Even with bait, a piece of soft plastic on a jig is a valuable asset. Jig virtuoso and PWT pro Daryl Christensen seldom fishes a jig and bait without an inch of scented plastic (such as a Mann’s Walleye Worm) on the hook shank to soften the feel. The same goes for PWT pro Eric Naig, Cylinder, Iowa, who adds a touch of Power Bait. “I don’t think there’s necessarily a trail of scent that a fish follows like a bird dog,” Naig says. “But when they put it in their mouths, I’m convinced they’re going to hang onto it longer.”

Crinkle In A Crawler

If a jig with plastic is one thing, a spinner with an ersatz crawler is another. What a rod tip does to a jig is altogether different from the motion imparted by a planer board or bottom bouncer.

“I still think there’s work to be done on a trollable crawler,” Kavajecz says. “The biggest problem with plastics on spinners right now is that they’re essentially straight baits, or they spin one way and twist up the spinners.”
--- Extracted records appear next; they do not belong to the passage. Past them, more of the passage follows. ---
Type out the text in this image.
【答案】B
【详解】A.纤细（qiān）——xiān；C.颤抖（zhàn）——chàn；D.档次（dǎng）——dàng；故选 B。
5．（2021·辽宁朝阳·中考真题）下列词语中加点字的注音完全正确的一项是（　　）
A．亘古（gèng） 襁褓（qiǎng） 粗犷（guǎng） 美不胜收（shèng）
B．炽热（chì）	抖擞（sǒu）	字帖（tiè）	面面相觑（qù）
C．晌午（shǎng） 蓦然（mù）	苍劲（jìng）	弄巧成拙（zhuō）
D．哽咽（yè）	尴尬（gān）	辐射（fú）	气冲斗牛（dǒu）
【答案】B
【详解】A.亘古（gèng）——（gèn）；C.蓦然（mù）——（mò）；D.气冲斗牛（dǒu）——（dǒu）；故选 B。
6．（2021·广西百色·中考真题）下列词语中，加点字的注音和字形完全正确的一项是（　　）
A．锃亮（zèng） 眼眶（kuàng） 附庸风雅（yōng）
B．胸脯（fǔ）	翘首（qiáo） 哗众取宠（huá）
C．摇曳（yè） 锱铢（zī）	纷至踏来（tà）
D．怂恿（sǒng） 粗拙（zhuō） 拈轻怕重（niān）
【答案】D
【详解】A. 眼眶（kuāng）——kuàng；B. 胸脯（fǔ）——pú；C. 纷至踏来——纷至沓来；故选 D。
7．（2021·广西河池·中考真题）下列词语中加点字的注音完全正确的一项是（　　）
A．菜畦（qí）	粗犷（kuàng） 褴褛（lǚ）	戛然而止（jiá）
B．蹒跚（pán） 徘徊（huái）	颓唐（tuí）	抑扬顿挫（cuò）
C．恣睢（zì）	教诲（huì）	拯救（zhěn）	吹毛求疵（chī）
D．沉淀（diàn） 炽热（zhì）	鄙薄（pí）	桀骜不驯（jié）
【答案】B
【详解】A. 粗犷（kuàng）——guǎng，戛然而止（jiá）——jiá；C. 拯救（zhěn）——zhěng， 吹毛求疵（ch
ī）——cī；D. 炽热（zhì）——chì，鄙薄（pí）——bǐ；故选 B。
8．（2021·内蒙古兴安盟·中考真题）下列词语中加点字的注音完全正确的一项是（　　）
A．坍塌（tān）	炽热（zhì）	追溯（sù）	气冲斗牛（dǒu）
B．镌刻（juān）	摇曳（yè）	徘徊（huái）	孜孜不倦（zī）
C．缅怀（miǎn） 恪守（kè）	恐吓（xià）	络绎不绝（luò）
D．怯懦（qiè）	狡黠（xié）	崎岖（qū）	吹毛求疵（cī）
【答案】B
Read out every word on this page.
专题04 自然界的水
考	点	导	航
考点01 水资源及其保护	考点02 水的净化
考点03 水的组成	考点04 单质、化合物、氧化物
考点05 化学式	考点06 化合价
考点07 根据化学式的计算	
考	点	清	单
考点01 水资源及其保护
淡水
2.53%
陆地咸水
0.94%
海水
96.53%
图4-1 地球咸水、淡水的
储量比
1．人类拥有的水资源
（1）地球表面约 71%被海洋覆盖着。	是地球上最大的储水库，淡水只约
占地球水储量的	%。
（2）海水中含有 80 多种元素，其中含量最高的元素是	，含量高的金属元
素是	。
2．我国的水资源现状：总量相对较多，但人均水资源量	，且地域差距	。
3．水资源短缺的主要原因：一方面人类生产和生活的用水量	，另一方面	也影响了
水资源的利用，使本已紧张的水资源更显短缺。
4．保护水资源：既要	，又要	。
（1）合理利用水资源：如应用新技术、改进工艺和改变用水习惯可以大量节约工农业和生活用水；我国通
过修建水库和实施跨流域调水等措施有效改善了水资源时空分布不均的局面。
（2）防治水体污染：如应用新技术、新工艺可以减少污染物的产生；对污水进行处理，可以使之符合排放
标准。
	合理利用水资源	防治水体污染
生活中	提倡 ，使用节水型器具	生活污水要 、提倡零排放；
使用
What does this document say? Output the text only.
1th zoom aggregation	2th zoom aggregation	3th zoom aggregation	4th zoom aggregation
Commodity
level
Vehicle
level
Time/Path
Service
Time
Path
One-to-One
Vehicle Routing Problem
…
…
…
A step in the right direction–with increased scent and softness as well as biodegradability–debuts this month from Berkley. The new Gulp! line of soft baits, comprised of nine shapes designed mostly for bass, includes a 6-inch crawler that’s both flexible and durable. And, in response to the banning of soft plastics in parts of Europe and Japan, Gulp! will biodegrade in water in about a year through bacterial attack. But they won’t melt away in their packaging or on a hook.

To give a plastic crawler increased action when trolled behind a blade in open water, Kavajecz suggests giving the worm a little wrinkle on a large single hook. Instead of threading the worm on perfectly straight, give it a little bend where the hook exits the plastic. With twin-hooked harnesses for boards or bouncers, Kavajecz hooks the plastic crawler barely through the tip of the nose and then brings the second hook farther down than its natural entry point. Doing so gives the worm a slight bend that makes the tail flap one way and then the other without overdoing it with undue spinning motion.

In essence, odoriferous plastics are further enhanced by what is done with them or to them. So when you ring the dinner bell, don’t just play the notes. Think motion and action. Make music. Pavlov’s walleyes will eat it up.